The legislation was introduced in the Senate by Sens. Mark R. Warner (D-VA), a member of the Senate Finance Committee, and Susan Collins (R-ME), who chairs the Senate Special Committee on Aging. The House version was sponsored by Reps. Linda Sánchez (D-CA), a member of the Committee on Ways & Means, and Phil Roe (R-TN), a member of the Committee on Education and the Workforce.

Aggregated Form 5500 

Under current law, despite sharing a common administrative framework, each individual plan is still required to file a separate Form 5500 to satisfy reporting requirements under ERISA and the Internal Revenue Code. The sponsors of the bill say it will eliminate duplicative reporting by plan administrators, which will reduce costs for small businesses that maintain retirement plans. To file an aggregated Form 5500, the retirement plans would have to share the same trustee, fiduciary, plan administrator, plan year and investment menu.

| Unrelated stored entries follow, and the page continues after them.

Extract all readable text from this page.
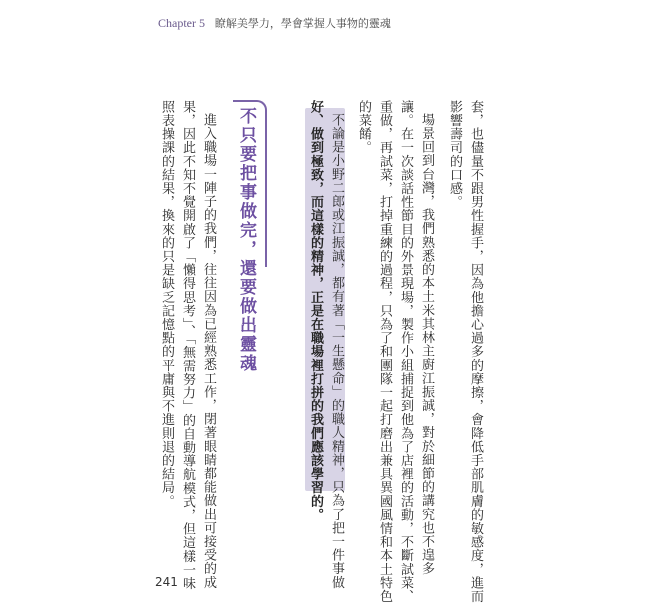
Chapter 5 瞭解美學力，學會掌握人事物的靈魂
套，也儘量不跟男性握手，因為他擔心過多的摩擦，會降低手部肌膚的敏感度，進而
影響壽司的口感。
場景回到台灣，我們熟悉的本土米其林主廚江振誠，對於細節的講究也不遑多
讓。在一次談話性節目的外景現場，製作小組捕捉到他為了店裡的活動，不斷試菜、
重做，再試菜，打掉重練的過程，只為了和團隊一起打磨出兼具異國風情和本土特色
的菜餚。
不論是小野二郎或江振誠，都有著「一生懸命」的職人精神，只為了把一件事做
好、做到極致，而這樣的精神，正是在職場裡打拼的我們應該學習的。
不只要把事做完，還要做出靈魂
進入職場一陣子的我們，往往因為已經熟悉工作，閉著眼睛都能做出可接受的成
果，因此不知不覺開啟了「懶得思考」、「無需努力」的自動導航模式，但這樣一味
照表操課的結果，換來的只是缺乏記憶點的平庸與不進則退的結局。
241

According to the bill’s sponsors, the self-employed, including sole proprietors and small business owners, are the most likely to establish a retirement savings plan that would benefit from and meet the requirements necessary to file an aggregated Form 5500. The sponsors cite 2016 survey findings from the Transamerica Center for Retirement Studies, in collaboration with the Aegon Center for Longevity and Retirement, that found that only one-third of self-employed respondents indicated that they make sure they are saving for retirement.

The legislation was unanimously approved by the Senate Finance Committee in the previous (114th) session of Congress.

To provide DOL and Treasury time to implement this change, the proposal has an effective date of no later than Jan. 1, 2021.